“Yes,” Sandy replied. “Let them have one of the musk-oxen. They’ll go away and leave us alone then.”
Toma’s sanction to the gift was given by a mere grunt.
“We’ve decided to let you have one of the musk-oxen since you’re hungry,” Dick told the spokesman of the three. “But it’s not because we fear you or think we owe it to you.”
The white man turned to the half-breed Indians and muttered a few words in a foreign tongue. The boys indicated the musk-oxen farthest away from them as the one the men should take, and, keeping their rifles ready for any trickery that might be enacted, they watched the outlaws hasten forward and attack the meat with their knives.
Soon the men had the animal quartered and had slung the fresh meat to their backs. The two half-breeds turned and climbed back into the ravine with their load, but the white outlaw tarried for a parting word.
“This country ain’t healthy f’r you fellers,” he leered at them. “I’m givin’ y’r a tip on the strength o’ this meat. I ain’t sayin’ I’m in love with Mistak, but I reckon I hate the Mounted more. My moniker is Moonshine Sam, if you fellers want ter know, an’ it’s the Mounted that’s chased me into this God-f’rsaken land. They ain’t goin’ to git me here. Git that? Not afore I git me two more policemen!”

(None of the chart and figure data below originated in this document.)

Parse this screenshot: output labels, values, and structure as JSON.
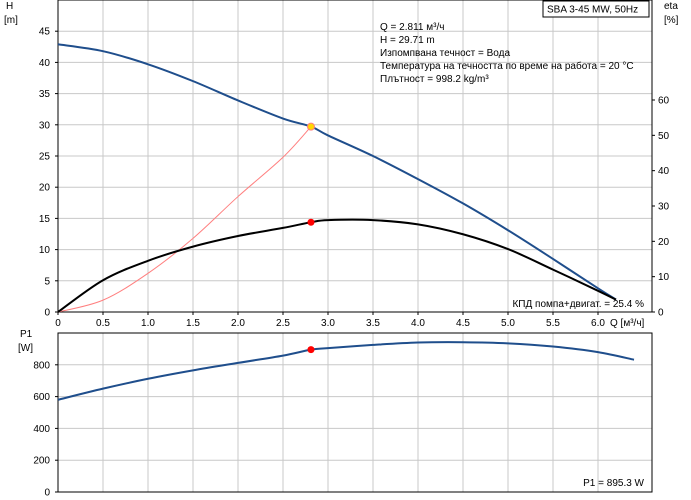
{
  "chart_data": [
    {
      "type": "line",
      "title": "SBA 3-45 MW, 50Hz",
      "xlabel": "Q [м³/ч]",
      "ylabel_left_symbol": "H",
      "ylabel_left_unit": "[m]",
      "ylabel_right_symbol": "eta",
      "ylabel_right_unit": "[%]",
      "xlim": [
        0,
        6.6
      ],
      "ylim_left": [
        0,
        50
      ],
      "ylim_right": [
        0,
        88.3
      ],
      "x_ticks": [
        "0",
        "0.5",
        "1.0",
        "1.5",
        "2.0",
        "2.5",
        "3.0",
        "3.5",
        "4.0",
        "4.5",
        "5.0",
        "5.5",
        "6.0"
      ],
      "y_left_ticks": [
        "0",
        "5",
        "10",
        "15",
        "20",
        "25",
        "30",
        "35",
        "40",
        "45"
      ],
      "y_right_ticks": [
        "0",
        "10",
        "20",
        "30",
        "40",
        "50",
        "60"
      ],
      "grid": true,
      "info_lines": [
        "Q = 2.811 м³/ч",
        "H = 29.71 m",
        "Изпомпвана течност = Вода",
        "Температура на течността по време на работа = 20 °C",
        "Плътност = 998.2 kg/m³"
      ],
      "efficiency_label": "КПД помпа+двигат. = 25.4 %",
      "colors": {
        "head": "#1f4e8c",
        "efficiency": "#000000",
        "system": "#ff7f7f",
        "point": "#ff0000",
        "duty": "#ffd700"
      },
      "series": [
        {
          "axis": "left",
          "x": [
            0,
            0.5,
            1.0,
            1.5,
            2.0,
            2.5,
            2.811,
            3.0,
            3.5,
            4.0,
            4.5,
            5.0,
            5.5,
            6.0,
            6.2
          ],
          "values": [
            42.9,
            41.8,
            39.7,
            37.0,
            33.9,
            31.0,
            29.71,
            28.3,
            25.0,
            21.3,
            17.4,
            13.1,
            8.5,
            3.8,
            2.0
          ]
        },
        {
          "axis": "right",
          "x": [
            0,
            0.5,
            1.0,
            1.5,
            2.0,
            2.5,
            2.811,
            3.0,
            3.5,
            4.0,
            4.5,
            5.0,
            5.5,
            6.0,
            6.2
          ],
          "values": [
            0,
            9.0,
            14.5,
            18.5,
            21.5,
            23.8,
            25.4,
            26.0,
            26.0,
            24.8,
            22.0,
            17.8,
            12.0,
            6.0,
            3.5
          ]
        },
        {
          "axis": "left",
          "x": [
            0,
            0.5,
            1.0,
            1.5,
            2.0,
            2.5,
            2.811
          ],
          "values": [
            0,
            1.9,
            6.2,
            11.8,
            18.5,
            24.8,
            29.71
          ]
        }
      ],
      "duty_point": {
        "x": 2.811,
        "y": 29.71
      },
      "efficiency_point": {
        "x": 2.811,
        "y": 25.4
      }
    },
    {
      "type": "line",
      "ylabel_symbol": "P1",
      "ylabel_unit": "[W]",
      "xlim": [
        0,
        6.6
      ],
      "ylim": [
        0,
        1000
      ],
      "y_ticks": [
        "0",
        "200",
        "400",
        "600",
        "800"
      ],
      "grid": true,
      "power_label": "P1 = 895.3 W",
      "colors": {
        "power": "#1f4e8c",
        "point": "#ff0000"
      },
      "series": [
        {
          "x": [
            0,
            0.5,
            1.0,
            1.5,
            2.0,
            2.5,
            2.811,
            3.0,
            3.5,
            4.0,
            4.5,
            5.0,
            5.5,
            6.0,
            6.4
          ],
          "values": [
            580,
            650,
            712,
            765,
            812,
            858,
            895.3,
            905,
            925,
            940,
            942,
            935,
            915,
            880,
            832
          ]
        }
      ],
      "operating_point": {
        "x": 2.811,
        "y": 895.3
      }
    }
  ]
}
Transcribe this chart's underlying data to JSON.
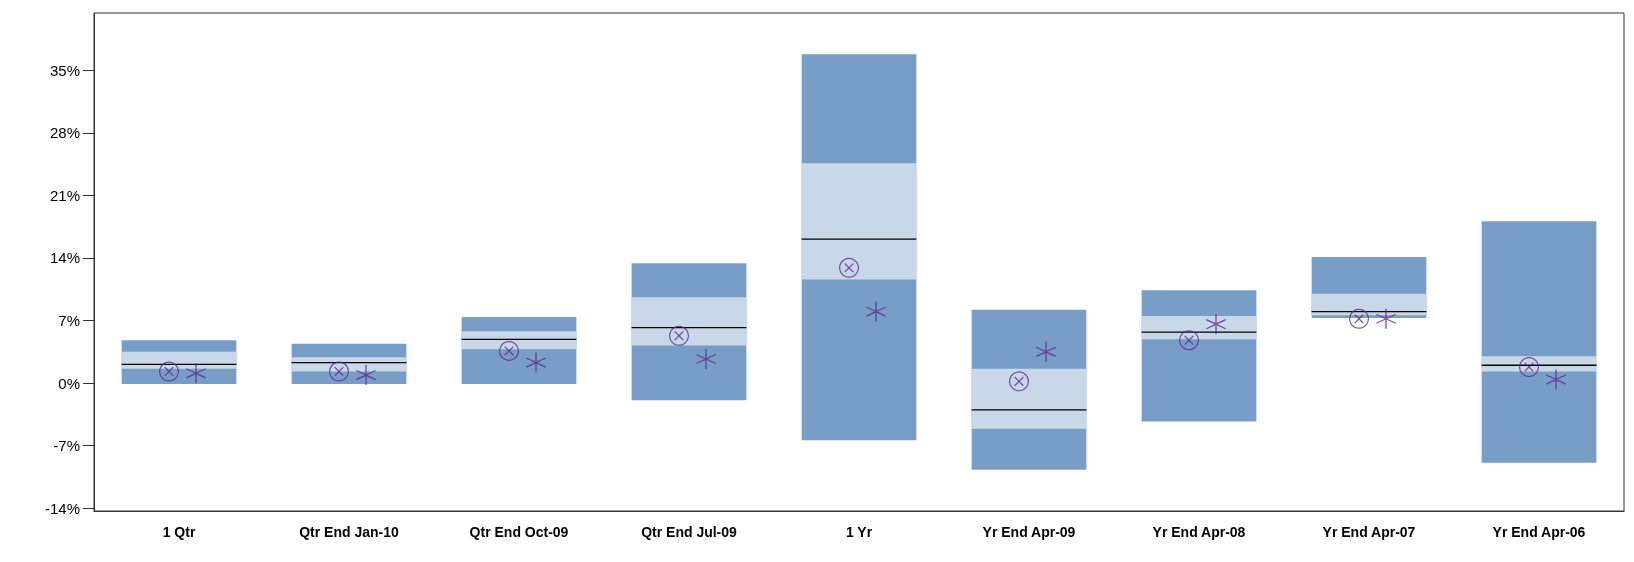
{
  "chart_data": {
    "type": "box",
    "categories": [
      "1 Qtr",
      "Qtr End Jan-10",
      "Qtr End Oct-09",
      "Qtr End Jul-09",
      "1 Yr",
      "Yr End Apr-09",
      "Yr End Apr-08",
      "Yr End Apr-07",
      "Yr End Apr-06"
    ],
    "ylim": [
      -14.3,
      41.4
    ],
    "yticks": [
      {
        "value": -14,
        "label": "-14%"
      },
      {
        "value": -7,
        "label": "-7%"
      },
      {
        "value": 0,
        "label": "0%"
      },
      {
        "value": 7,
        "label": "7%"
      },
      {
        "value": 14,
        "label": "14%"
      },
      {
        "value": 21,
        "label": "21%"
      },
      {
        "value": 28,
        "label": "28%"
      },
      {
        "value": 35,
        "label": "35%"
      }
    ],
    "series": [
      {
        "color": "#c9d8e9",
        "boxes": [
          {
            "low": -0.1,
            "q1": 1.6,
            "median": 2.1,
            "q3": 3.5,
            "high": 4.8
          },
          {
            "low": -0.1,
            "q1": 1.3,
            "median": 2.3,
            "q3": 2.9,
            "high": 4.4
          },
          {
            "low": -0.1,
            "q1": 3.8,
            "median": 4.9,
            "q3": 5.8,
            "high": 7.4
          },
          {
            "low": -1.9,
            "q1": 4.2,
            "median": 6.2,
            "q3": 9.6,
            "high": 13.4
          },
          {
            "low": -6.4,
            "q1": 11.6,
            "median": 16.1,
            "q3": 24.6,
            "high": 36.8
          },
          {
            "low": -9.7,
            "q1": -5.1,
            "median": -3.0,
            "q3": 1.6,
            "high": 8.2
          },
          {
            "low": -4.3,
            "q1": 4.9,
            "median": 5.7,
            "q3": 7.5,
            "high": 10.4
          },
          {
            "low": 7.3,
            "q1": 7.6,
            "median": 8.0,
            "q3": 10.0,
            "high": 14.1
          },
          {
            "low": -8.9,
            "q1": 1.3,
            "median": 2.0,
            "q3": 3.0,
            "high": 18.1
          }
        ]
      },
      {
        "type": "scatter",
        "marker": "circle",
        "color": "#5b2a8c",
        "x": [
          "1 Qtr",
          "Qtr End Jan-10",
          "Qtr End Oct-09",
          "Qtr End Jul-09",
          "1 Yr",
          "Yr End Apr-09",
          "Yr End Apr-08",
          "Yr End Apr-07",
          "Yr End Apr-06"
        ],
        "values": [
          1.3,
          1.3,
          3.6,
          5.3,
          12.9,
          0.2,
          4.8,
          7.2,
          1.8
        ]
      },
      {
        "type": "scatter",
        "marker": "star",
        "color": "#5b2a8c",
        "x": [
          "1 Qtr",
          "Qtr End Jan-10",
          "Qtr End Oct-09",
          "Qtr End Jul-09",
          "1 Yr",
          "Yr End Apr-09",
          "Yr End Apr-08",
          "Yr End Apr-07",
          "Yr End Apr-06"
        ],
        "values": [
          1.1,
          0.9,
          2.3,
          2.7,
          8.0,
          3.5,
          6.6,
          7.2,
          0.4
        ]
      }
    ]
  }
}
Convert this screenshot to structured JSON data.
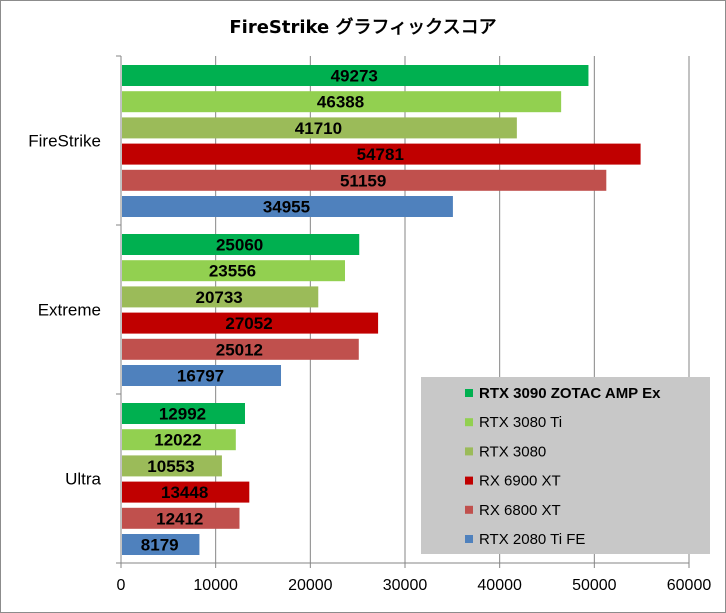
{
  "chart_data": {
    "type": "bar",
    "orientation": "horizontal",
    "title": "FireStrike グラフィックスコア",
    "xlabel": "",
    "ylabel": "",
    "xlim": [
      0,
      60000
    ],
    "xticks": [
      0,
      10000,
      20000,
      30000,
      40000,
      50000,
      60000
    ],
    "grid": "vertical",
    "legend_position": "bottom-right",
    "categories": [
      "FireStrike",
      "Extreme",
      "Ultra"
    ],
    "series": [
      {
        "name": "RTX 3090 ZOTAC AMP Ex",
        "color": "#00b050",
        "bold": true,
        "values": [
          49273,
          25060,
          12992
        ]
      },
      {
        "name": "RTX 3080 Ti",
        "color": "#92d050",
        "bold": false,
        "values": [
          46388,
          23556,
          12022
        ]
      },
      {
        "name": "RTX 3080",
        "color": "#9bbb59",
        "bold": false,
        "values": [
          41710,
          20733,
          10553
        ]
      },
      {
        "name": "RX 6900 XT",
        "color": "#c00000",
        "bold": false,
        "values": [
          54781,
          27052,
          13448
        ]
      },
      {
        "name": "RX 6800 XT",
        "color": "#c0504d",
        "bold": false,
        "values": [
          51159,
          25012,
          12412
        ]
      },
      {
        "name": "RTX 2080 Ti FE",
        "color": "#4f81bd",
        "bold": false,
        "values": [
          34955,
          16797,
          8179
        ]
      }
    ],
    "legend_background": "#c8c8c8"
  }
}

Dick’s rifle came up quickly at the grim threat in the outlaw’s words, but Moonshine Sam turned abruptly and followed his companions down into the ravine.
When the three were out of sight the boys breathed sighs of relief. It had been a trying ordeal, and they felt themselves fortunate in coming through it without blood-shed.
“I wish we could have captured them,” Sandy expressed something that had been in Dick’s mind also.
“But it was too risky,” Dick replied. “You must remember they were grown men, and among the most desperate characters the Mounted has to deal with. If we’d tried to capture them they’d have finished us before we reached the home camp.”